2022/11/10
事例から学ぶ
コールセンター事業やバックオフィス事業を通じて企業の顧客サポート、事務処理サポートなどを行うりらいあコミュニケーションズ(東京都渋谷区、網野孝社長)。国内30カ所以上で約1万9000人の従業員がサービスに従事する。同社は2020年に対策を定め、災害時の一斉帰宅抑制に向けた取り組みを開始した。
記事中写真提供:りらいあコミュニケーションズ
りらいあコミュニケーションズ
東京都
※本記事は月刊BCPリーダーズvol.32(2022年11月号)に掲載したものです。
❶座席数の6割3日間を目標に備蓄品を確保
・東日本大震災を機に備蓄確保に取り組み、全国拠点の全座席数の6割が3日間滞在できる物資の備えを2年がかりで達成。経営層のあと押しが強まったことも達成要因。
❷備蓄内容を常にアップデートし実効性を高める
・被災経験や夜間滞在訓練を生かすとともに、女性の力を活用して備蓄品を常にアップデート。実際の被災時に本当に役立つかどうかを視点に、必要な備えを追求。
❸東京都の一斉帰宅抑制推進モデル企業に認定
・東京都の一斉帰宅抑制推進モデル企業に認定されたことで他社の目標となるだけでなく、顧客先の備蓄対策にも影響を与えるなど、業界への波及効果を生み出す。
経営層のあと押しで備蓄目標達成
りらいあコミュニケーションズは東京・渋谷の本社だけでなく、全国の支社・支店やほぼすべてのオペレーションセンターで、座席数の6割が3日間滞在できる備蓄品を確保している。総務部・部長の鈴島栄都子氏は「業務に繁忙期と閑散期があり、毎日全席フル稼働しているわけではないため、座席数の6割は決して低い数字ではない」と説明する。
コールセンターの運営やバックオフィス業務はニーズの変化が激しい特徴がある。例えば、企業がキャンペーン期間限定で短期の電話受付対応を依頼するケース。そのため座席数に対する備蓄品の割合は、6割で不足はない。ただし、防災リュックは全席の椅子に装備。
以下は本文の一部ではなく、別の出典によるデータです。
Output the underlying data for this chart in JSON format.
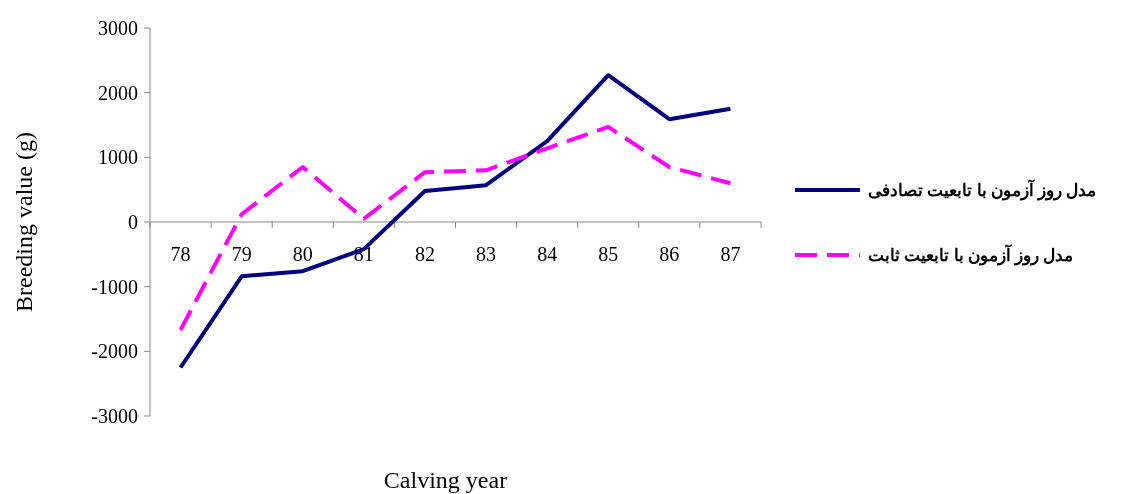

ヘルメットや軍手、水、食料、携帯トイレなどを入れている。
同社が一斉帰宅抑制に向けて備蓄品の確保に動き出したのは2011年の東日本大震災がきっかけ。仙台市にあった当時の東北支店と仙台青葉センターの2拠点が被災した。合わせて約200席に約600人が勤務していたという。人的被害はなかったが、天井パネルの落下などが発生した。
翌2012年、政府は企業に3日間分の水、食料などの備蓄を求めるガイドラインを策定。首都直下地震を想定したもので、帰宅困難者数は東日本大震災の約1.5倍の517万人を見込んだ。また同じ年、東京都も企業に対して3日分の備蓄の努めを記した東京都帰宅困難者対策条例を制定した。
とはいえ、同社がそこでいきなり座席数の6割が3日間滞在できる物資の備えを実現できたわけではない。鈴島氏は「この備蓄目標を全国で達成するまでに約2年かかった」と振り返る。
「被災地は比較的スムーズに進みましたが、地震が少ない地域ではやはりオペレーションセンターの稼働が優先された。当初は『3割程度の備蓄なら可能』と答えるセンターもありました。6割備蓄が加速したのは、経営層からのあと押しが強まったから」と続ける。
総務部・総務室の有岡陸氏も「以前はいかに限られたスペースで売上を上げるかに軸足があった。今は考え方が変わり、従業員が安全に安心して働きやすい環境を意識しています。備蓄品の要望も裏付けがあれば通りやすくなりました」と話す。